You only get one chance at making a good first impression. This seemed something of a mantra for 88rising at its first-ever Jakarta edition of the label’s Head in the Clouds (HITC) festival (December 3-4).
From its choice of venue alone, festivalgoers – especially, those who had been anticipating the festival since its announcement back in March – could tell how HITC Jakarta attempted to rise above the city’s recently saturated (and frenzied) festival market. While festivals such as We The Fest preferred venues nestled in the heart of the city, HITC Jakarta decided to go for a blue-seas-and-white-sands ambience at the distant end of the province. Crowd management officers were stationed almost literally in every corner, and even the country’s minister of tourism Sandiaga Uno showed up, adding to the already star-studded weekend.
88rising laid the groundwork: HITC Jakarta had the bearings to be the biggest spectacle of the year. And then, the stars showed up. As did the sandy gales and the heat waves.
Nearly every act that graced the stage made quips about the scorching weather, and some of them adapted cleverly to it. Visibly drenched in sweat, Ylona Garcia delivered an extra sultry set, further accentuated by her poised swag through ‘Space’ and her take on Gnarls Barkley’s 2006 hit ‘Crazy’. BAP. and torrid temperature were an unexpectedly perfect match in hell, especially once the rapper popped off on ‘RICHTER / RICHTER’ and ‘GOYA’. Fellow rapper and day two headliner Rich Brian showed up only in an undershirt and cargo pants with a piping hot rendition of ‘Edamame’.
Several acts managed to keep themselves unfazed by the heat, resulting in some of the most memorable performances of the weekend. BIBI and her backup dancers did not miss a beat throughout their set – a commendable consistency that began from the savage ‘Blade’ until the ferocious ‘BIBI Vengeance’. The crowd practically lost it once BIBI started bumping and grinding through the lyrically vivid ‘BINU’ and ‘She Got It’. It is not everyday you get to see thousands of Indonesians singing lines like “Pack of cigarette and condom in my pocket” at the top of their lungs in public spaces.

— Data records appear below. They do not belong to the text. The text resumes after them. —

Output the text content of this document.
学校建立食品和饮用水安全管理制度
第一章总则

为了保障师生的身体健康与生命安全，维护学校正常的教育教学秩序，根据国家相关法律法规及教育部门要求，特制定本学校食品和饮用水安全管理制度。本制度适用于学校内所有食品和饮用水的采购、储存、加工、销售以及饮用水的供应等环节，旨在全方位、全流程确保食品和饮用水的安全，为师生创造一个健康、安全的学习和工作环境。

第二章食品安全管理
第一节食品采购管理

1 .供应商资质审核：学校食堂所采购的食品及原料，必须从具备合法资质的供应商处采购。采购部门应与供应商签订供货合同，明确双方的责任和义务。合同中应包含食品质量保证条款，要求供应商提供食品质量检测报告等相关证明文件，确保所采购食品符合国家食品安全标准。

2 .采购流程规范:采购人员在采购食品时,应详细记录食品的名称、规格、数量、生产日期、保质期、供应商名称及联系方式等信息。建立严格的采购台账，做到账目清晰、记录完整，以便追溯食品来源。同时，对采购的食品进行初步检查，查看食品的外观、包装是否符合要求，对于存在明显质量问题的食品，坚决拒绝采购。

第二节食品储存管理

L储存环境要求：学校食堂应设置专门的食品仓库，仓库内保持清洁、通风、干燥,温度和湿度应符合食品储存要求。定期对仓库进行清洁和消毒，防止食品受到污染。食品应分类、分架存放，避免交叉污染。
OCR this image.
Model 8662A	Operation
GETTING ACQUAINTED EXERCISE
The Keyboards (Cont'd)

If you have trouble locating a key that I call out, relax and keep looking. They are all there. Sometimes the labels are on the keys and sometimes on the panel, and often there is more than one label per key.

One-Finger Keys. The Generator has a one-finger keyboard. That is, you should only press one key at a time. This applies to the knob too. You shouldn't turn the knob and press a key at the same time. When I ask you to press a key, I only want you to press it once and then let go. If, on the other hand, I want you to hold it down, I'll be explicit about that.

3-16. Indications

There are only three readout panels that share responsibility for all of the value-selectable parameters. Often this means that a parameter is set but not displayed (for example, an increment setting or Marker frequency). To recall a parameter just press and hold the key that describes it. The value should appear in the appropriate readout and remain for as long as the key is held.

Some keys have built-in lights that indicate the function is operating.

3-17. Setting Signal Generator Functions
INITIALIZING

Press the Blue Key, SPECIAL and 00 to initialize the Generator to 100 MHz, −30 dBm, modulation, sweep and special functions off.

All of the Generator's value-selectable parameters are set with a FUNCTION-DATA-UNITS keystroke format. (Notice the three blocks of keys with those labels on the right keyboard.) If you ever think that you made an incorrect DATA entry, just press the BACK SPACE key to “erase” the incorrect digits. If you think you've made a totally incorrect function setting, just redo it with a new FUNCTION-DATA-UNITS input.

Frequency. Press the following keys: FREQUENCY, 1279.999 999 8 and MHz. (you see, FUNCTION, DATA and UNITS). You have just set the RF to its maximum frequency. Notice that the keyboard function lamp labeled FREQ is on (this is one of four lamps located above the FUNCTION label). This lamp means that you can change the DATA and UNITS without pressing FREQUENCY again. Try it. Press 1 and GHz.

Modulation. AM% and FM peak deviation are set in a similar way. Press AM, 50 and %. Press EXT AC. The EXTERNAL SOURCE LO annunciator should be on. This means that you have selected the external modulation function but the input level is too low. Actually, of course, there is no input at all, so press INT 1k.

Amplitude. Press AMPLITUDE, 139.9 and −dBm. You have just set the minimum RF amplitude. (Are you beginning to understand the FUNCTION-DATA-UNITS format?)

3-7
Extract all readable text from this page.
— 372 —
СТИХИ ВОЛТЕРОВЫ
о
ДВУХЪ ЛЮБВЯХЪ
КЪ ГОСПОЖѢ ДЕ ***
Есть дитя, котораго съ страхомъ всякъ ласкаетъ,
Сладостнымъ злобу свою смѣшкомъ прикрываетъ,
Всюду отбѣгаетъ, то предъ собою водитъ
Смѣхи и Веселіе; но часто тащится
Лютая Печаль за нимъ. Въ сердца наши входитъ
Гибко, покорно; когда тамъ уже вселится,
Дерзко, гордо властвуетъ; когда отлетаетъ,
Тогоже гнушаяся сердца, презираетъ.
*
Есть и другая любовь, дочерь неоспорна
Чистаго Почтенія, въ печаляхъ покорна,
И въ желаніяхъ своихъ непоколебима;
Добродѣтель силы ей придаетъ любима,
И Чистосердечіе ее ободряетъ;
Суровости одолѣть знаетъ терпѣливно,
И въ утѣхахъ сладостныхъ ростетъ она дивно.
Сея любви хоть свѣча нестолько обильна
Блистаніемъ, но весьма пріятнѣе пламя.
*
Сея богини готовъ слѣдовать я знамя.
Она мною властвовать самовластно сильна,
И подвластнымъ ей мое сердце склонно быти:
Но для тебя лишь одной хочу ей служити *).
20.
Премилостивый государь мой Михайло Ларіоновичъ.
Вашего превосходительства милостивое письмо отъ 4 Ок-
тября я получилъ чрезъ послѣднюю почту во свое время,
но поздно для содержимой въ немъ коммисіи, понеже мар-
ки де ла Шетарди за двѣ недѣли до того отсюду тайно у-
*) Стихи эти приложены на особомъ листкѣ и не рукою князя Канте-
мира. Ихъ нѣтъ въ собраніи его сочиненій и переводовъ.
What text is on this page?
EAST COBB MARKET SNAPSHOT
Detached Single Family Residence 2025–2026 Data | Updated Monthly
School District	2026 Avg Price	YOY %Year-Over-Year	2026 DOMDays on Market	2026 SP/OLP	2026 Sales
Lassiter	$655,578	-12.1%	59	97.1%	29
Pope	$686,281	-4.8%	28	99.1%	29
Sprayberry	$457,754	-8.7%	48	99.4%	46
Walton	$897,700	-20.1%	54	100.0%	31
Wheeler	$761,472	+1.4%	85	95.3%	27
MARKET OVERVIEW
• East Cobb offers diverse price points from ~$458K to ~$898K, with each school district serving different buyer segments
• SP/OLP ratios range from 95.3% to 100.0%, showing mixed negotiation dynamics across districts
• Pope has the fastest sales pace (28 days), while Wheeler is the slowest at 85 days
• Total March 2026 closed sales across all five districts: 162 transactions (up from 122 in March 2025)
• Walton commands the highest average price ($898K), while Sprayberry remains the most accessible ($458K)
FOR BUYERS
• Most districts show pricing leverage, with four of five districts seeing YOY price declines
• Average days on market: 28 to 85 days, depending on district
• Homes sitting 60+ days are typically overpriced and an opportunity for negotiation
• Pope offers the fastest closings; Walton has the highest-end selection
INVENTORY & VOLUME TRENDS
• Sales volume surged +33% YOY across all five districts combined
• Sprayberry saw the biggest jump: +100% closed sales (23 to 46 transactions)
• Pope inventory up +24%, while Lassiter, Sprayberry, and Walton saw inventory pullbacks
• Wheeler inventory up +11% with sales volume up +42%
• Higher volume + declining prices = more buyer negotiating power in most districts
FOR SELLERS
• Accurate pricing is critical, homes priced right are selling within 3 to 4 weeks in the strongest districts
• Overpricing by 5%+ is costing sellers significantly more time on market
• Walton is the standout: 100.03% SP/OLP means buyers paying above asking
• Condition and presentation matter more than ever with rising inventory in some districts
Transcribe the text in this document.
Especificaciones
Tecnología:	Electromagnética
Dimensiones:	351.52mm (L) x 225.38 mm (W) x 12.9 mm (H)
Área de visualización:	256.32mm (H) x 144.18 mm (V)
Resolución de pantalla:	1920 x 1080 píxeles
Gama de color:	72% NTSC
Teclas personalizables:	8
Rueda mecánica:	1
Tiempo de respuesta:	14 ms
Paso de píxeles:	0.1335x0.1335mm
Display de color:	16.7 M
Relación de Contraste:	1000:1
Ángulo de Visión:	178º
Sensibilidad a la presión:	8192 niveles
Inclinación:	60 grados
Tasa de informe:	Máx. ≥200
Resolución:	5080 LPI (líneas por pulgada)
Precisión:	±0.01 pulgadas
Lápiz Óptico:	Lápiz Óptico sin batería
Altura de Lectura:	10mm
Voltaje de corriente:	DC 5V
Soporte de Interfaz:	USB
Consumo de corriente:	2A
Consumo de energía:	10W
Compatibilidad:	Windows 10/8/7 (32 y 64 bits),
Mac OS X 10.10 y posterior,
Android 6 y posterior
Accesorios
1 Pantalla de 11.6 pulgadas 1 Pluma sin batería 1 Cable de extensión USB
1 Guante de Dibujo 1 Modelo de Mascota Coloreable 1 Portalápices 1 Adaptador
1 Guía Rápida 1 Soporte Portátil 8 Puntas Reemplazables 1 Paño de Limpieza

BIBI was not the only one making a great first (and lasting) impression. Voice of Baceprot brought out an all-female choir as they blessed the roaring crowd with ‘God, Allow Me (Please) To Make Music’. MILLI basked in the sun, cracking jokes and shaking her booty as she showcased her debut album, ‘BABB BUM BUM’.
Yoasobi’s set felt like a cool glass of water for audiences who were particularly a fan of anisongs and J-pop, conjuring one of the loudest sing-alongs of the weekend. The award for best crowd interaction, though, went to eaJ who was so moved by his audience’s energy that he took a victory lap around the entire tribune area twice.
Surprisingly, HITC Jakarta’s biggest letdowns came from those who were supposed to be the biggest draws of the festival. Joji, for one, was seemingly unable to handle the heat and the humidity. He was perfectly game when he kicked things off with the misty ‘Will He’ but visibly lost steam once it was time to close his set with crowd-pleasers ‘SLOW DANCING IN THE DARK’ and ‘Glimpse of Us’. On several occasions, he tried to amuse his audience by situating his crotch above the stage fan while poking fun at the weather – a skit that was cringier than it should have been. Moreover, he was obscured by the excessive smoke and fog on the stage.
His fellow headliners weren’t doing so hot either. Observing NIKI’s performance at the HITC Jakarta alone, it would be difficult to peg her as a Coachella breakout act with a solo North American tour under her belt. Possibly due to either the heat or technical issues, NIKI’s vocals were often nasally and inarticulate – as if she could not keep up with the wordiness of her latest album ‘Nicole’. Her vocals were more of a murmur throughout ‘High School in Jakarta’, though she did slightly better when she slowed things down through the ballad ‘Lose’.
Jackson Wang was on point as usual, but his robotic choreography and lack of spontaneity onstage made the set feel more manufactured than magical. ‘Blue’ could have been his opportunity to establish a degree of intimacy with his adoring front row, but he decided to stick to the routine instead. His efficiency resulted in his set ending 13 minutes earlier than scheduled, but he did manage to inspire a spontaneous sea of flashlights during ‘Dopamine’.
Despite having guest stars Vidi Aldiano and her mother Titi DJ by her side, Stephanie Poetri’s folky performance was overtly laid-back compared to the rest of the acts. She also kept herself under the shade, away from the sun and the crowd, leading to a disconnect between her and her fans.
Ultimately, a pitch-perfect first impression is difficult to achieve. HITC Jakarta’s debut was delightful enough for music fans who were looking for something fresh. Let’s hope that next year’s performers can handle the infamous Jakarta heat better.